Integrated View: Technological Synergy
• Genomic sequencing informs probe design for microarrays and provides reference genomes for RNA-Seq alignment.
• Transcriptomic data feed back into functional genomics by revealing condition-specific expression modules.
• Structural data validate functional hypotheses and enable rational drug design against genomic & transcriptomic targets.
• Bioinformatics frameworks unify these datasets, enabling multi-omics insights.
Ethical, Philosophical & Practical Considerations
• Data Privacy – Whole-genome and transcriptome profiles are personally identifying; secure storage and informed consent are critical.
• Equitable Access – Personalised medicine could widen health-care disparities if expensive genomic tests/treatments are unequally distributed.

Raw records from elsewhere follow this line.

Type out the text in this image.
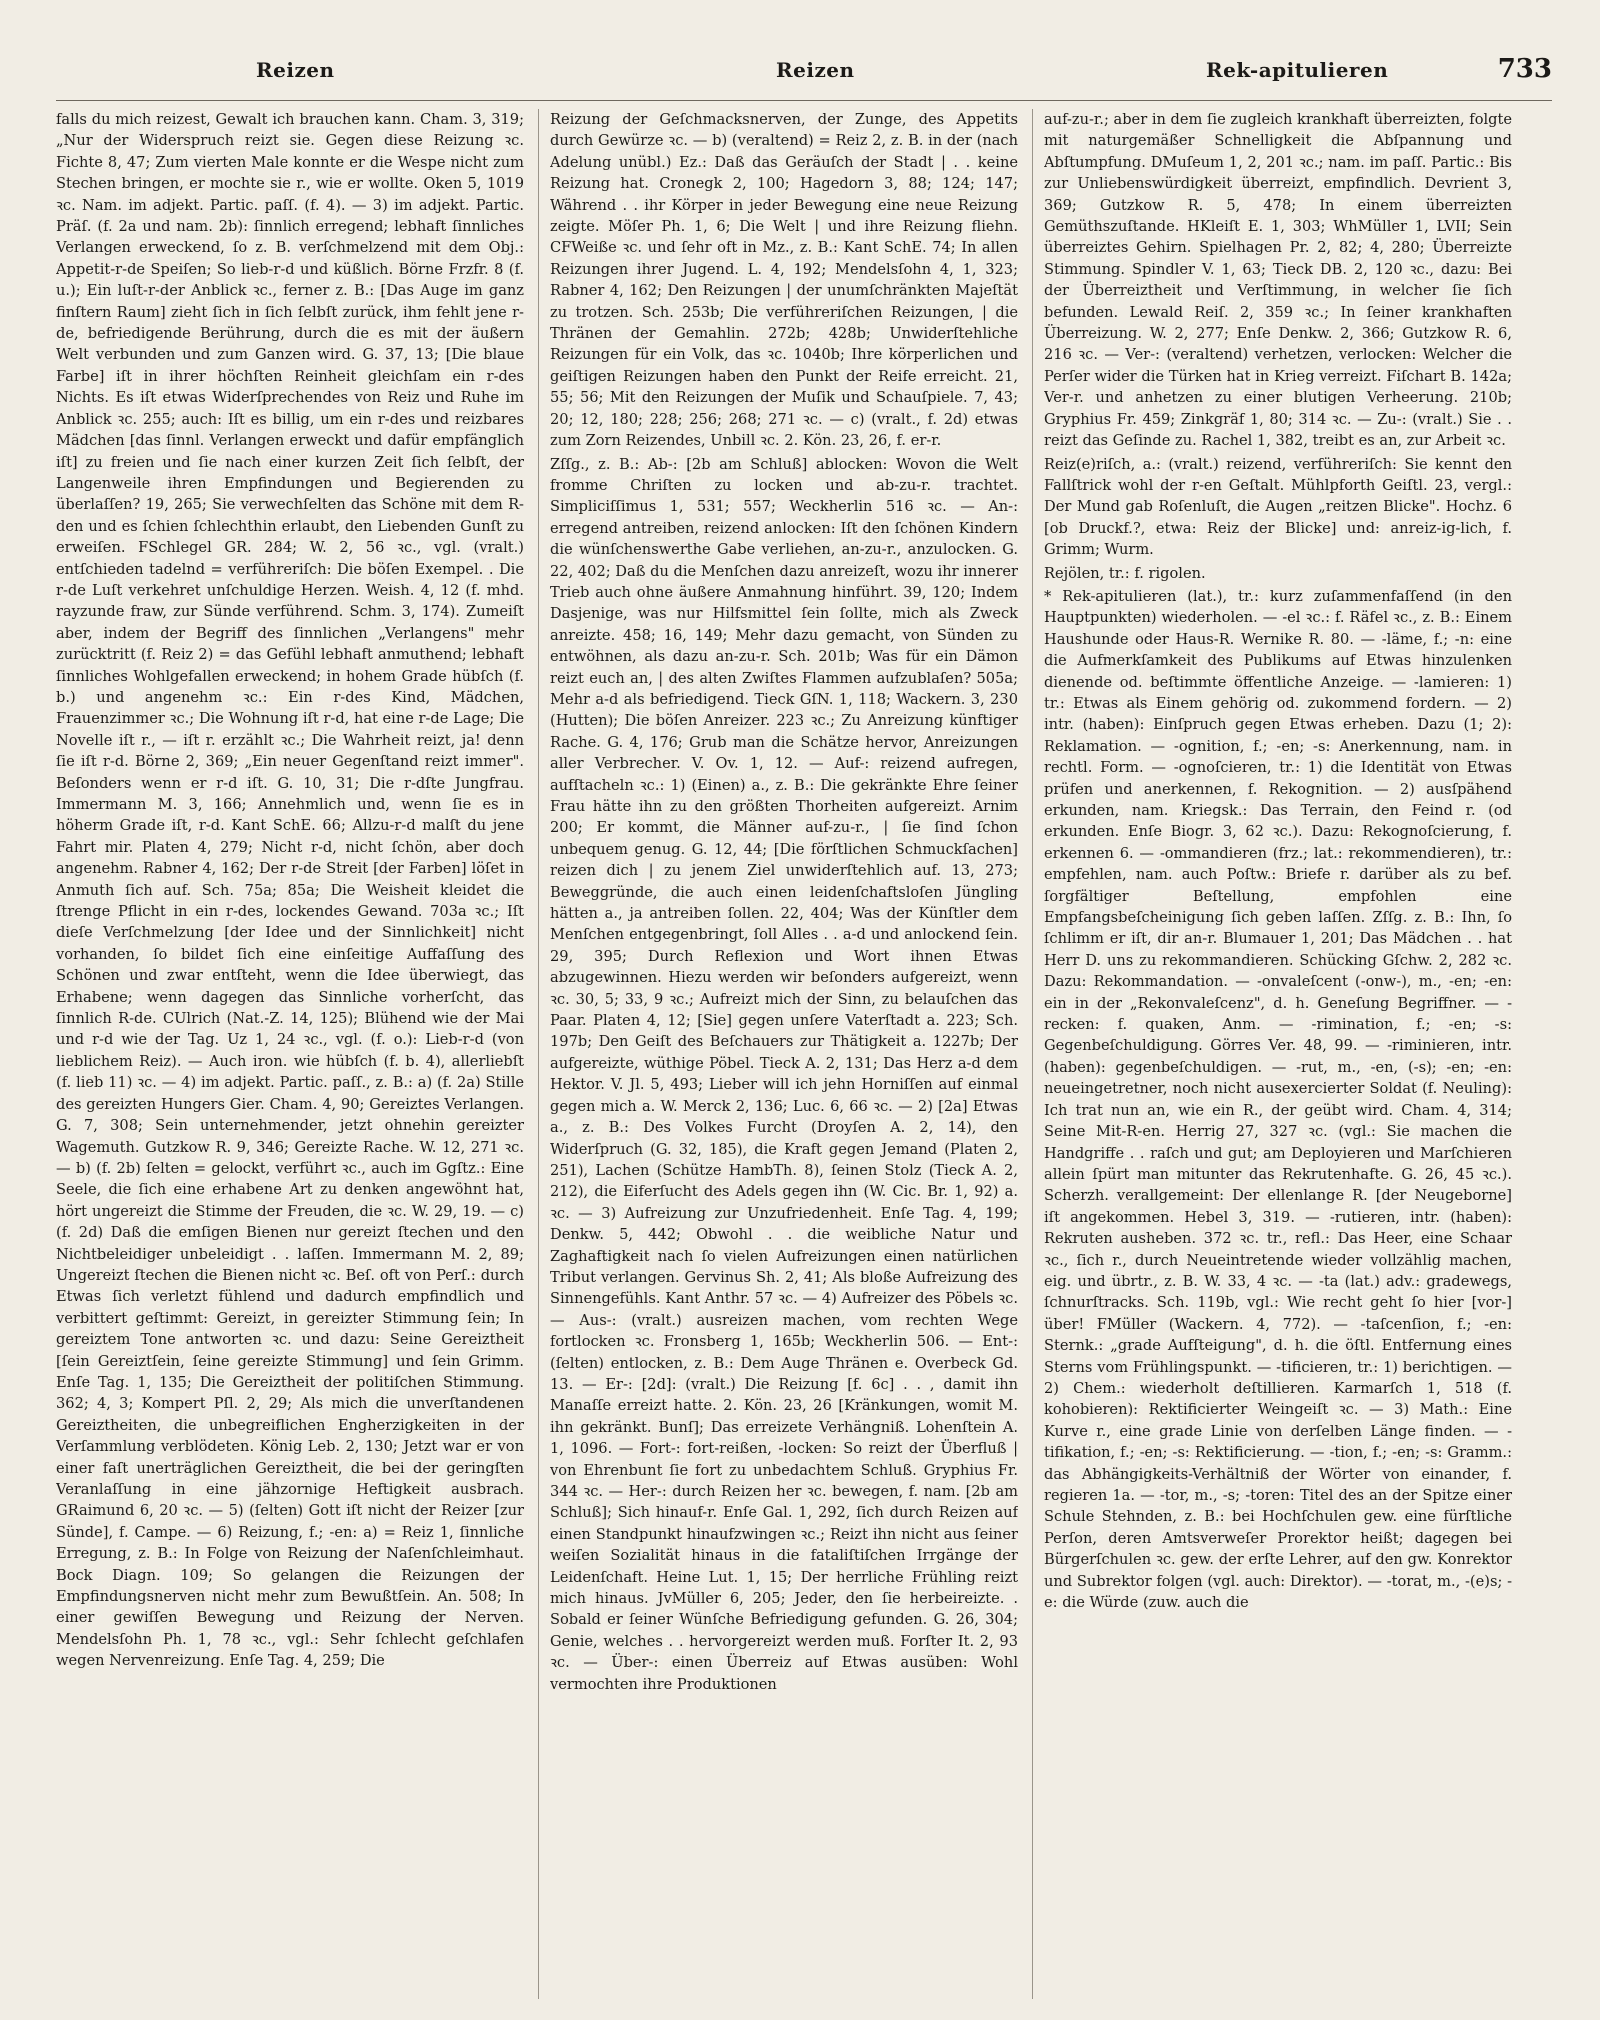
Reizen	Reizen	Rek-apitulieren	733

falls du mich reizest, Gewalt ich brauchen kann. Cham. 3, 319; „Nur der Widerspruch reizt sie. Gegen diese Reizung ꝛc. Fichte 8, 47; Zum vierten Male konnte er die Wespe nicht zum Stechen bringen, er mochte sie r., wie er wollte. Oken 5, 1019 ꝛc. Nam. im adjekt. Partic. paſſ. (f. 4). — 3) im adjekt. Partic. Präſ. (f. 2a und nam. 2b): ſinnlich erregend; lebhaft ſinnliches Verlangen erweckend, ſo z. B. verſchmelzend mit dem Obj.: Appetit-r-de Speiſen; So lieb-r-d und küßlich. Börne Frzfr. 8 (f. u.); Ein luſt-r-der Anblick ꝛc., ferner z. B.: [Das Auge im ganz finſtern Raum] zieht ſich in ſich ſelbſt zurück, ihm fehlt jene r-de, befriedigende Berührung, durch die es mit der äußern Welt verbunden und zum Ganzen wird. G. 37, 13; [Die blaue Farbe] iſt in ihrer höchſten Reinheit gleichſam ein r-des Nichts. Es iſt etwas Widerſprechendes von Reiz und Ruhe im Anblick ꝛc. 255; auch: Iſt es billig, um ein r-des und reizbares Mädchen [das ſinnl. Verlangen erweckt und dafür empfänglich iſt] zu freien und ſie nach einer kurzen Zeit ſich ſelbſt, der Langenweile ihren Empfindungen und Begierenden zu überlaſſen? 19, 265; Sie verwechſelten das Schöne mit dem R-den und es ſchien ſchlechthin erlaubt, den Liebenden Gunſt zu erweiſen. FSchlegel GR. 284; W. 2, 56 ꝛc., vgl. (vralt.) entſchieden tadelnd = verführeriſch: Die böſen Exempel. . Die r-de Luſt verkehret unſchuldige Herzen. Weish. 4, 12 (f. mhd. rayzunde fraw, zur Sünde verführend. Schm. 3, 174). Zumeiſt aber, indem der Begriff des ſinnlichen „Verlangens" mehr zurücktritt (f. Reiz 2) = das Gefühl lebhaft anmuthend; lebhaft ſinnliches Wohlgefallen erweckend; in hohem Grade hübſch (f. b.) und angenehm ꝛc.: Ein r-des Kind, Mädchen, Frauenzimmer ꝛc.; Die Wohnung iſt r-d, hat eine r-de Lage; Die Novelle iſt r., — iſt r. erzählt ꝛc.; Die Wahrheit reizt, ja! denn ſie iſt r-d. Börne 2, 369; „Ein neuer Gegenſtand reizt immer". Beſonders wenn er r-d iſt. G. 10, 31; Die r-dſte Jungfrau. Immermann M. 3, 166; Annehmlich und, wenn ſie es in höherm Grade iſt, r-d. Kant SchE. 66; Allzu-r-d malſt du jene Fahrt mir. Platen 4, 279; Nicht r-d, nicht ſchön, aber doch angenehm. Rabner 4, 162; Der r-de Streit [der Farben] löſet in Anmuth ſich auf. Sch. 75a; 85a; Die Weisheit kleidet die ſtrenge Pflicht in ein r-des, lockendes Gewand. 703a ꝛc.; Iſt dieſe Verſchmelzung [der Idee und der Sinnlichkeit] nicht vorhanden, ſo bildet ſich eine einſeitige Auffaſſung des Schönen und zwar entſteht, wenn die Idee überwiegt, das Erhabene; wenn dagegen das Sinnliche vorherſcht, das ſinnlich R-de. CUlrich (Nat.-Z. 14, 125); Blühend wie der Mai und r-d wie der Tag. Uz 1, 24 ꝛc., vgl. (f. o.): Lieb-r-d (von lieblichem Reiz). — Auch iron. wie hübſch (f. b. 4), allerliebſt (f. lieb 11) ꝛc. — 4) im adjekt. Partic. paſſ., z. B.: a) (f. 2a) Stille des gereizten Hungers Gier. Cham. 4, 90; Gereiztes Verlangen. G. 7, 308; Sein unternehmender, jetzt ohnehin gereizter Wagemuth. Gutzkow R. 9, 346; Gereizte Rache. W. 12, 271 ꝛc. — b) (f. 2b) ſelten = gelockt, verführt ꝛc., auch im Ggſtz.: Eine Seele, die ſich eine erhabene Art zu denken angewöhnt hat, hört ungereizt die Stimme der Freuden, die ꝛc. W. 29, 19. — c) (f. 2d) Daß die emſigen Bienen nur gereizt ſtechen und den Nichtbeleidiger unbeleidigt . . laſſen. Immermann M. 2, 89; Ungereizt ſtechen die Bienen nicht ꝛc. Beſ. oft von Perſ.: durch Etwas ſich verletzt fühlend und dadurch empfindlich und verbittert geſtimmt: Gereizt, in gereizter Stimmung ſein; In gereiztem Tone antworten ꝛc. und dazu: Seine Gereiztheit [ſein Gereiztſein, ſeine gereizte Stimmung] und ſein Grimm. Enſe Tag. 1, 135; Die Gereiztheit der politiſchen Stimmung. 362; 4, 3; Kompert Pſl. 2, 29; Als mich die unverſtandenen Gereiztheiten, die unbegreiflichen Engherzigkeiten in der Verſammlung verblödeten. König Leb. 2, 130; Jetzt war er von einer faſt unerträglichen Gereiztheit, die bei der geringſten Veranlaſſung in eine jähzornige Heftigkeit ausbrach. GRaimund 6, 20 ꝛc. — 5) (ſelten) Gott iſt nicht der Reizer [zur Sünde], f. Campe. — 6) Reizung, f.; -en: a) = Reiz 1, ſinnliche Erregung, z. B.: In Folge von Reizung der Naſenſchleimhaut. Bock Diagn. 109; So gelangen die Reizungen der Empfindungsnerven nicht mehr zum Bewußtſein. An. 508; In einer gewiſſen Bewegung und Reizung der Nerven. Mendelsſohn Ph. 1, 78 ꝛc., vgl.: Sehr ſchlecht geſchlafen wegen Nervenreizung. Enſe Tag. 4, 259; Die

Reizung der Geſchmacksnerven, der Zunge, des Appetits durch Gewürze ꝛc. — b) (veraltend) = Reiz 2, z. B. in der (nach Adelung unübl.) Ez.: Daß das Geräuſch der Stadt | . . keine Reizung hat. Cronegk 2, 100; Hagedorn 3, 88; 124; 147; Während . . ihr Körper in jeder Bewegung eine neue Reizung zeigte. Möſer Ph. 1, 6; Die Welt | und ihre Reizung fliehn. CFWeiße ꝛc. und ſehr oft in Mz., z. B.: Kant SchE. 74; In allen Reizungen ihrer Jugend. L. 4, 192; Mendelsſohn 4, 1, 323; Rabner 4, 162; Den Reizungen | der unumſchränkten Majeſtät zu trotzen. Sch. 253b; Die verführeriſchen Reizungen, | die Thränen der Gemahlin. 272b; 428b; Unwiderſtehliche Reizungen für ein Volk, das ꝛc. 1040b; Ihre körperlichen und geiſtigen Reizungen haben den Punkt der Reife erreicht. 21, 55; 56; Mit den Reizungen der Muſik und Schauſpiele. 7, 43; 20; 12, 180; 228; 256; 268; 271 ꝛc. — c) (vralt., f. 2d) etwas zum Zorn Reizendes, Unbill ꝛc. 2. Kön. 23, 26, f. er-r.

Zſſg., z. B.: Ab-: [2b am Schluß] ablocken: Wovon die Welt fromme Chriſten zu locken und ab-zu-r. trachtet. Simpliciſſimus 1, 531; 557; Weckherlin 516 ꝛc. — An-: erregend antreiben, reizend anlocken: Iſt den ſchönen Kindern die wünſchenswerthe Gabe verliehen, an-zu-r., anzulocken. G. 22, 402; Daß du die Menſchen dazu anreizeſt, wozu ihr innerer Trieb auch ohne äußere Anmahnung hinführt. 39, 120; Indem Dasjenige, was nur Hilfsmittel ſein ſollte, mich als Zweck anreizte. 458; 16, 149; Mehr dazu gemacht, von Sünden zu entwöhnen, als dazu an-zu-r. Sch. 201b; Was für ein Dämon reizt euch an, | des alten Zwiſtes Flammen aufzublaſen? 505a; Mehr a-d als befriedigend. Tieck GſN. 1, 118; Wackern. 3, 230 (Hutten); Die böſen Anreizer. 223 ꝛc.; Zu Anreizung künftiger Rache. G. 4, 176; Grub man die Schätze hervor, Anreizungen aller Verbrecher. V. Ov. 1, 12. — Auf-: reizend aufregen, aufſtacheln ꝛc.: 1) (Einen) a., z. B.: Die gekränkte Ehre ſeiner Frau hätte ihn zu den größten Thorheiten aufgereizt. Arnim 200; Er kommt, die Männer auf-zu-r., | ſie ſind ſchon unbequem genug. G. 12, 44; [Die förſtlichen Schmuckſachen] reizen dich | zu jenem Ziel unwiderſtehlich auf. 13, 273; Beweggründe, die auch einen leidenſchaftsloſen Jüngling hätten a., ja antreiben ſollen. 22, 404; Was der Künſtler dem Menſchen entgegenbringt, ſoll Alles . . a-d und anlockend ſein. 29, 395; Durch Reflexion und Wort ihnen Etwas abzugewinnen. Hiezu werden wir beſonders aufgereizt, wenn ꝛc. 30, 5; 33, 9 ꝛc.; Aufreizt mich der Sinn, zu belauſchen das Paar. Platen 4, 12; [Sie] gegen unſere Vaterſtadt a. 223; Sch. 197b; Den Geiſt des Beſchauers zur Thätigkeit a. 1227b; Der aufgereizte, wüthige Pöbel. Tieck A. 2, 131; Das Herz a-d dem Hektor. V. Jl. 5, 493; Lieber will ich jehn Horniſſen auf einmal gegen mich a. W. Merck 2, 136; Luc. 6, 66 ꝛc. — 2) [2a] Etwas a., z. B.: Des Volkes Furcht (Droyſen A. 2, 14), den Widerſpruch (G. 32, 185), die Kraft gegen Jemand (Platen 2, 251), Lachen (Schütze HambTh. 8), ſeinen Stolz (Tieck A. 2, 212), die Eiferſucht des Adels gegen ihn (W. Cic. Br. 1, 92) a. ꝛc. — 3) Aufreizung zur Unzufriedenheit. Enſe Tag. 4, 199; Denkw. 5, 442; Obwohl . . die weibliche Natur und Zaghaftigkeit nach ſo vielen Aufreizungen einen natürlichen Tribut verlangen. Gervinus Sh. 2, 41; Als bloße Aufreizung des Sinnengefühls. Kant Anthr. 57 ꝛc. — 4) Aufreizer des Pöbels ꝛc. — Aus-: (vralt.) ausreizen machen, vom rechten Wege fortlocken ꝛc. Fronsberg 1, 165b; Weckherlin 506. — Ent-: (ſelten) entlocken, z. B.: Dem Auge Thränen e. Overbeck Gd. 13. — Er-: [2d]: (vralt.) Die Reizung [f. 6c] . . , damit ihn Manaſſe erreizt hatte. 2. Kön. 23, 26 [Kränkungen, womit M. ihn gekränkt. Bunſ]; Das erreizete Verhängniß. Lohenſtein A. 1, 1096. — Fort-: fort-reißen, -locken: So reizt der Überfluß | von Ehrenbunt ſie fort zu unbedachtem Schluß. Gryphius Fr. 344 ꝛc. — Her-: durch Reizen her ꝛc. bewegen, f. nam. [2b am Schluß]; Sich hinauf-r. Enſe Gal. 1, 292, ſich durch Reizen auf einen Standpunkt hinaufzwingen ꝛc.; Reizt ihn nicht aus ſeiner weiſen Sozialität hinaus in die fataliſtiſchen Irrgänge der Leidenſchaft. Heine Lut. 1, 15; Der herrliche Frühling reizt mich hinaus. JvMüller 6, 205; Jeder, den ſie herbeireizte. . Sobald er ſeiner Wünſche Befriedigung gefunden. G. 26, 304; Genie, welches . . hervorgereizt werden muß. Forſter It. 2, 93 ꝛc. — Über-: einen Überreiz auf Etwas ausüben: Wohl vermochten ihre Produktionen

auf-zu-r.; aber in dem ſie zugleich krankhaft überreizten, folgte mit naturgemäßer Schnelligkeit die Abſpannung und Abſtumpfung. DMuſeum 1, 2, 201 ꝛc.; nam. im paſſ. Partic.: Bis zur Unliebenswürdigkeit überreizt, empfindlich. Devrient 3, 369; Gutzkow R. 5, 478; In einem überreizten Gemüthszuſtande. HKleiſt E. 1, 303; WhMüller 1, LVII; Sein überreiztes Gehirn. Spielhagen Pr. 2, 82; 4, 280; Überreizte Stimmung. Spindler V. 1, 63; Tieck DB. 2, 120 ꝛc., dazu: Bei der Überreiztheit und Verſtimmung, in welcher ſie ſich befunden. Lewald Reiſ. 2, 359 ꝛc.; In ſeiner krankhaften Überreizung. W. 2, 277; Enſe Denkw. 2, 366; Gutzkow R. 6, 216 ꝛc. — Ver-: (veraltend) verhetzen, verlocken: Welcher die Perſer wider die Türken hat in Krieg verreizt. Fiſchart B. 142a; Ver-r. und anhetzen zu einer blutigen Verheerung. 210b; Gryphius Fr. 459; Zinkgräf 1, 80; 314 ꝛc. — Zu-: (vralt.) Sie . . reizt das Geſinde zu. Rachel 1, 382, treibt es an, zur Arbeit ꝛc.

Reiz(e)riſch, a.: (vralt.) reizend, verführeriſch: Sie kennt den Fallſtrick wohl der r-en Geſtalt. Mühlpforth Geiſtl. 23, vergl.: Der Mund gab Roſenluſt, die Augen „reitzen Blicke". Hochz. 6 [ob Druckf.?, etwa: Reiz der Blicke] und: anreiz-ig-lich, f. Grimm; Wurm.

Rejölen, tr.: f. rigolen.

* Rek-apitulieren (lat.), tr.: kurz zuſammenfaſſend (in den Hauptpunkten) wiederholen. — -el ꝛc.: f. Räfel ꝛc., z. B.: Einem Haushunde oder Haus-R. Wernike R. 80. — -läme, f.; -n: eine die Aufmerkſamkeit des Publikums auf Etwas hinzulenken dienende od. beſtimmte öffentliche Anzeige. — -lamieren: 1) tr.: Etwas als Einem gehörig od. zukommend fordern. — 2) intr. (haben): Einſpruch gegen Etwas erheben. Dazu (1; 2): Reklamation. — -ognition, f.; -en; -s: Anerkennung, nam. in rechtl. Form. — -ognoſcieren, tr.: 1) die Identität von Etwas prüfen und anerkennen, f. Rekognition. — 2) ausſpähend erkunden, nam. Kriegsk.: Das Terrain, den Feind r. (od erkunden. Enſe Biogr. 3, 62 ꝛc.). Dazu: Rekognoſcierung, f. erkennen 6. — -ommandieren (frz.; lat.: rekommendieren), tr.: empfehlen, nam. auch Poſtw.: Briefe r. darüber als zu bef. ſorgfältiger Beſtellung, empfohlen eine Empfangsbeſcheinigung ſich geben laſſen. Zſſg. z. B.: Ihn, ſo ſchlimm er iſt, dir an-r. Blumauer 1, 201; Das Mädchen . . hat Herr D. uns zu rekommandieren. Schücking Gſchw. 2, 282 ꝛc. Dazu: Rekommandation. — -onvaleſcent (-onw-), m., -en; -en: ein in der „Rekonvaleſcenz", d. h. Geneſung Begriffner. — -recken: f. quaken, Anm. — -rimination, f.; -en; -s: Gegenbeſchuldigung. Görres Ver. 48, 99. — -riminieren, intr. (haben): gegenbeſchuldigen. — -rut, m., -en, (-s); -en; -en: neueingetretner, noch nicht ausexercierter Soldat (f. Neuling): Ich trat nun an, wie ein R., der geübt wird. Cham. 4, 314; Seine Mit-R-en. Herrig 27, 327 ꝛc. (vgl.: Sie machen die Handgriffe . . raſch und gut; am Deployieren und Marſchieren allein ſpürt man mitunter das Rekrutenhafte. G. 26, 45 ꝛc.). Scherzh. verallgemeint: Der ellenlange R. [der Neugeborne] iſt angekommen. Hebel 3, 319. — -rutieren, intr. (haben): Rekruten ausheben. 372 ꝛc. tr., refl.: Das Heer, eine Schaar ꝛc., ſich r., durch Neueintretende wieder vollzählig machen, eig. und übrtr., z. B. W. 33, 4 ꝛc. — -ta (lat.) adv.: gradewegs, ſchnurſtracks. Sch. 119b, vgl.: Wie recht geht ſo hier [vor-] über! FMüller (Wackern. 4, 772). — -taſcenſion, f.; -en: Sternk.: „grade Aufſteigung", d. h. die öſtl. Entfernung eines Sterns vom Frühlingspunkt. — -tificieren, tr.: 1) berichtigen. — 2) Chem.: wiederholt deſtillieren. Karmarſch 1, 518 (f. kohobieren): Rektificierter Weingeiſt ꝛc. — 3) Math.: Eine Kurve r., eine grade Linie von derſelben Länge finden. — -tifikation, f.; -en; -s: Rektificierung. — -tion, f.; -en; -s: Gramm.: das Abhängigkeits-Verhältniß der Wörter von einander, f. regieren 1a. — -tor, m., -s; -toren: Titel des an der Spitze einer Schule Stehnden, z. B.: bei Hochſchulen gew. eine fürſtliche Perſon, deren Amtsverweſer Prorektor heißt; dagegen bei Bürgerſchulen ꝛc. gew. der erſte Lehrer, auf den gw. Konrektor und Subrektor folgen (vgl. auch: Direktor). — -torat, m., -(e)s; -e: die Würde (zuw. auch die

• Evolutionary Insight vs. Species Difference – While conservation highlights essential biology, over-extrapolation across species can mislead; functional validation remains necessary.
Numerical & Statistical Highlights
• Microarray chips routinely interrogate 10^4–10^6 loci in parallel.
• SAGE tags length: 10\text{–}17\,\text{bp}, providing unique gene identifiers.
• RNA-Seq depth can exceed 10^8 reads/sample, enabling detection of rare transcripts (<1 copy per cell).
Lecture Recap & Key Take-Home Messages
Genomics subdivides into Functional, Structural, Comparative branches, each with distinct goals and toolkits.
Technologies such as microarrays, SAGE, RNA-Seq, ChIP-Seq are foundational for large-scale functional insight.
Transcriptomics focuses on RNA dynamics, advancing diagnostics, pathogen biology and therapeutic target discovery.
Cross-integration of genomic, transcriptomic and structural data propels personalised medicine and novel drug development.
Bioinformatics is indispensable for transforming raw sequence data into actionable biological knowledge.